Number of AI cheats more than treble at Swedish universities
After three years of things moving in a positive direction, the number of university students who received a suspension or warning increased three percent last year.
For the first time, the use of AI tools represented the most common form of cheating (it used to be standard plagiarism): from 237 students in 2024 to 851 students in 2025, according to the Swedish Higher Education Authority.
Students involved in standard plagiarism on the other hand fell from 1,338 to 755.
In total, 2,328 university students were suspended or warned last year, for various infractions of university rules. That's still fewer than one percent of all students.

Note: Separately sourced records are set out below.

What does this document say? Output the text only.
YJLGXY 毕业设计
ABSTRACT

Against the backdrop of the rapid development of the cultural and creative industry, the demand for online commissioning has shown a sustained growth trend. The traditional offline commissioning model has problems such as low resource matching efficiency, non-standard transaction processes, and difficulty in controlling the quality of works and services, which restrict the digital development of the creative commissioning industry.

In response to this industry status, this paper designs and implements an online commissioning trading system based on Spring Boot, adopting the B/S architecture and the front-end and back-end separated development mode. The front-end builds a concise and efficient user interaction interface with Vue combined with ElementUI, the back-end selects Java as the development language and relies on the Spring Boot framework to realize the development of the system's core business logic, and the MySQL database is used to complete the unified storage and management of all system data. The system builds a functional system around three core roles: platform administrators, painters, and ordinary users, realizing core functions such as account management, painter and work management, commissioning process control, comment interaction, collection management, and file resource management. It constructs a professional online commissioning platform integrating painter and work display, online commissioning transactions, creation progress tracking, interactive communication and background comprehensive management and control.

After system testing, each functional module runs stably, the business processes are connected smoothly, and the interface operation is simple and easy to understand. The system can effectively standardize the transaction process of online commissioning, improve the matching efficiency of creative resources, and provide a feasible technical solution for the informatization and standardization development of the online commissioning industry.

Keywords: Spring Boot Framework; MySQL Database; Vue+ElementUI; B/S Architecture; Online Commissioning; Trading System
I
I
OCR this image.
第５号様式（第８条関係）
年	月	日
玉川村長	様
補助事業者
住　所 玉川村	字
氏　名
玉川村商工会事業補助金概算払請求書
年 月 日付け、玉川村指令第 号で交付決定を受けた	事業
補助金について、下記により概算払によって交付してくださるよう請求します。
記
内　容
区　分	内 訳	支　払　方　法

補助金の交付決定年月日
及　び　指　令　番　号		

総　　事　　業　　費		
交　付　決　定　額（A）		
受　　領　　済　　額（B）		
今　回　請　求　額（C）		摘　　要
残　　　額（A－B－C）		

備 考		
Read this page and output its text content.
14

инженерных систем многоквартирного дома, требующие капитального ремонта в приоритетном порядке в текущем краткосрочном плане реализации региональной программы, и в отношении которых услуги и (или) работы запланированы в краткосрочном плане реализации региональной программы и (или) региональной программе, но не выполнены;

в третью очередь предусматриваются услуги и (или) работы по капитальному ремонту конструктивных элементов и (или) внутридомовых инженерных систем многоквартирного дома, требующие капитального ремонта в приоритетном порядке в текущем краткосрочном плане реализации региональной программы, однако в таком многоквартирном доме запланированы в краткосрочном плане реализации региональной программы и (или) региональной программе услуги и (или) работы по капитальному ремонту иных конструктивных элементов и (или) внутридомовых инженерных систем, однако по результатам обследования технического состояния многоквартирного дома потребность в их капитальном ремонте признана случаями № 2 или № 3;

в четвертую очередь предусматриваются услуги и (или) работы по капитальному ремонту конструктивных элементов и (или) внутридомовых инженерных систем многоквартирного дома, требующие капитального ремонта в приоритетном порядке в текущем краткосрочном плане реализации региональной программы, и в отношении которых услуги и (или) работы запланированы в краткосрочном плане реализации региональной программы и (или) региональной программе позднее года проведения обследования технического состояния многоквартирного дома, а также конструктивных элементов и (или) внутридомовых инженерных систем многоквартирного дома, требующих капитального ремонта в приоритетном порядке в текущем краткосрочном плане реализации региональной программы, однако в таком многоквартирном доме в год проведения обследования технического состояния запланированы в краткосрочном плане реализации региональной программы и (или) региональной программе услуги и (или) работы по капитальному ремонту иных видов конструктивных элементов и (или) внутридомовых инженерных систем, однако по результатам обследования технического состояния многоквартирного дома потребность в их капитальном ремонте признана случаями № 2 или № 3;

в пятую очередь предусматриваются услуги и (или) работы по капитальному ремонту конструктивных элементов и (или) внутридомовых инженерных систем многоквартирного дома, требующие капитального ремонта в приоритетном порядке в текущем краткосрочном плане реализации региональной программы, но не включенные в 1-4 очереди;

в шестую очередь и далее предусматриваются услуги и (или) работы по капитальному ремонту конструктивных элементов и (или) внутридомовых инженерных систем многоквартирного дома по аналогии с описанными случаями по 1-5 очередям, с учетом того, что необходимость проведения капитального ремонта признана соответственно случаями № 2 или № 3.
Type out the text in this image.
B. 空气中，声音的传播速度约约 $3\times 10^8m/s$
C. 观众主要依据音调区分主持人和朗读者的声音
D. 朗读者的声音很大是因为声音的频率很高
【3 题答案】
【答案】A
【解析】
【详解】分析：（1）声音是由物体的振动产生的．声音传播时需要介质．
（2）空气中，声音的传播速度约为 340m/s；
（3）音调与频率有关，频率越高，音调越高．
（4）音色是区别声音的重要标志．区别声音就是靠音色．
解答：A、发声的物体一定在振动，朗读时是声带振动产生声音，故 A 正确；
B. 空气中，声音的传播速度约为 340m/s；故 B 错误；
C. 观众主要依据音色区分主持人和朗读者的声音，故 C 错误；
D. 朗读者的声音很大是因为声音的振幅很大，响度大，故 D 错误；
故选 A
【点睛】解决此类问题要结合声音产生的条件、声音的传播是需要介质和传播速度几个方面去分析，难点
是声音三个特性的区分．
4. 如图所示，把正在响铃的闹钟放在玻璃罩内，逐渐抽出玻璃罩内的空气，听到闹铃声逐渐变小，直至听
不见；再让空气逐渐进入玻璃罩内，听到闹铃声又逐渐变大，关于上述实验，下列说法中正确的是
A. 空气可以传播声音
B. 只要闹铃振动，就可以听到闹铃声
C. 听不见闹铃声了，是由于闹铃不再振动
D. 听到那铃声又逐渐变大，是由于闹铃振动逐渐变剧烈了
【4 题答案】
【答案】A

Disciplinary action can also be taken against students involved in disruptive behaviour or harassment.
Swedish vocabulary: to cheat – att fuska
Swedish customers not caught up in Danske Bank leak
No customers in Sweden are affected by a leak which hit over 20,000 Danske Bank customers, said the bank.
The leak exposed protected addresses for several months before it was discovered in October 2025.
But affected customers were only informed recently, writes Danish paper Finans.dk, among others.
Swedish vocabulary: a leak – en läcka
Cleaning company tricked non-Swedish-speaker into signing termination notice
A cleaning company has been ordered to pay damages after tricking a non-Swedish-speaking employee into agreeing to her own termination.
The cleaner, who was pregnant at the time, asked her employer for five weeks of holiday in September 2024.
Her employer, who has a collective agreement, gave her a form to sign, saying it was a holiday application.
But when the Brazilian cleaner came home and showed the form to her Swedish-speaking husband, he informed her she had in fact signed a notice of termination.
But Södertörn District Court ruled in her favour, ordering the company to pay 200,000 kronor in damages, reports the Arbetet magazine.
Swedish vocabulary: to sign – att underteckna
Swedish opposition agree to submit joint reservation on transitional rules
Sweden's opposition parties have agreed to submit a joint reservation to add transitional rules which will be voted on alongside the stricter citizenship bill when it goes before parliament at the end of April.
Although the text was not formally presented at the the first preparatory meeting for the bill held by the Social Insurance Committee on the morning of Tuesday April 15th, the Social Democrats, Green Party, Centre Party and Left Party have agreed to submit a joint reservation.
"There will be common suggestion put forward to the parliament that all the opposition parties will be united behind," Niels Paarup-Petersen, immigration spokesperson for the Centre Party, told The Local.
"It's being chiselled out at the moment exactly how it's going to be written – it has to go through all the different party organisations. So the next time it comes up in the committee, I expect that there will be a common suggestion."
Ida Karkiainen, who represents the Social Democrats on the committee, also said that the four parties had agreed to write a joint text.
"We will try to write a joint reservation by the next meeting," she told The Local. "It is normal that we sync our proposals at the second or third preparatory meeting."
If two or more MPs from government-supporting parties vote in favour of the reservation when it goes before the full chamber, it will then become part of the law when passed.